The key detail: when calling Claude Code, you omit the tools parameter entirely. It has its own tools and will use them as it sees fit, constrained by --allowedTools.

Sandboxing

For a code review use case, Claude Code should be able to read and search the codebase but never modify it. The --allowedTools flag provides this boundary:

--allowedTools Read,Grep,Glob

This restricts the session to file reading, regex search, and glob matching. Write operations, shell commands, and other tools are unavailable. Combined with --permission-mode dontAsk, this creates a fully non-interactive, read-only session.

Environment filtering

A subtle issue arises when your application is itself running inside Claude Code (e.g., during development). Claude Code sets a CLAUDECODE environment variable, and child Claude Code processes detect this to prevent infinite recursion.

The fix is to strip this variable before spawning:

const filteredEnv = { ...process.env };
delete filteredEnv.CLAUDECODE;

Without this, the subprocess will detect it's "nested" and may refuse to start or behave differently.

Authentication model

One practical advantage of the Claude Code provider: no API key management. Claude Code uses its own authentication (claude login), which persists in ~/.claude/.credentials.json or the macOS Keychain. From your application's perspective, the provider just works if the user has Claude Code installed and logged in.

This makes it the zero-configuration option. For API providers, you need to collect and securely store keys. For Claude Code, you inherit the user's existing session.

The trade-off is that auth errors are less structured.
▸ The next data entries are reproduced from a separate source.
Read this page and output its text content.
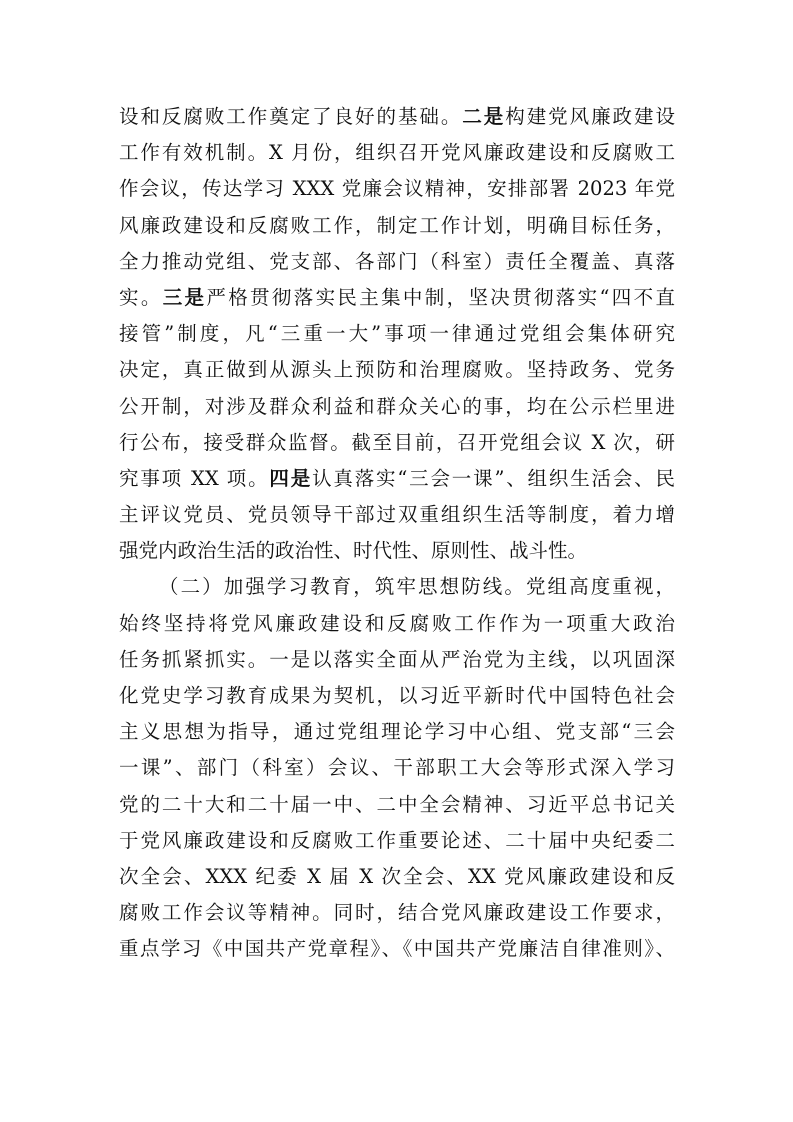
设和反腐败工作奠定了良好的基础。二是构建党风廉政建设
工作有效机制。X 月份，组织召开党风廉政建设和反腐败工
作会议，传达学习 XXX 党廉会议精神，安排部署 2023 年党
风廉政建设和反腐败工作，制定工作计划，明确目标任务，
全力推动党组、党支部、各部门（科室）责任全覆盖、真落
实。三是严格贯彻落实民主集中制，坚决贯彻落实“四不直
接管”制度，凡“三重一大”事项一律通过党组会集体研究
决定，真正做到从源头上预防和治理腐败。坚持政务、党务
公开制，对涉及群众利益和群众关心的事，均在公示栏里进
行公布，接受群众监督。截至目前，召开党组会议 X 次，研
究事项 XX 项。四是认真落实“三会一课”、组织生活会、民
主评议党员、党员领导干部过双重组织生活等制度，着力增
强党内政治生活的政治性、时代性、原则性、战斗性。
（二）加强学习教育，筑牢思想防线。党组高度重视，
始终坚持将党风廉政建设和反腐败工作作为一项重大政治
任务抓紧抓实。一是以落实全面从严治党为主线，以巩固深
化党史学习教育成果为契机，以习近平新时代中国特色社会
主义思想为指导，通过党组理论学习中心组、党支部“三会
一课”、部门（科室）会议、干部职工大会等形式深入学习
党的二十大和二十届一中、二中全会精神、习近平总书记关
于党风廉政建设和反腐败工作重要论述、二十届中央纪委二
次全会、XXX 纪委 X 届 X 次全会、XX 党风廉政建设和反
腐败工作会议等精神。同时，结合党风廉政建设工作要求，
重点学习《中国共产党章程》、《中国共产党廉洁自律准则》、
Parse stderr for authentication failures and surface a helpful message:

proc.stderr.on("data", (chunk) => {
  const text = chunk.toString();
  if (text.includes("not logged in") || text.includes("401")) {
    // Surface to the user: "Run `claude login` to authenticate"
  }
});

Practical lessons

After running this in production, a few things I learned:


The resulting architecture

The final shape is a provider adapter that looks like this:

ConcernAPI ProvidersClaude Code
TransportHTTPSubprocess (stdin/stdout)
AuthAPI keys in env varsclaude login session
Tool handlingApplication-managed loopInternal to subprocess
FormatSDK-specific (OpenAI, Anthropic)Line-delimited JSON
SandboxingTool definitions you provide--allowedTools flag
Token trackingFull usage statsNot available

The provider abstraction hides all of this. Callers work with a single complete() function and never think about whether the response came from an HTTP API or a local subprocess.

This pattern generalizes beyond code review. Any application that wants to leverage Claude Code's agentic capabilities (file exploration, codebase understanding, multi-step reasoning) while maintaining a clean multi-provider architecture can adopt this approach. The subprocess boundary gives you sandboxing and isolation for free; the streaming JSON protocol gives you programmatic control.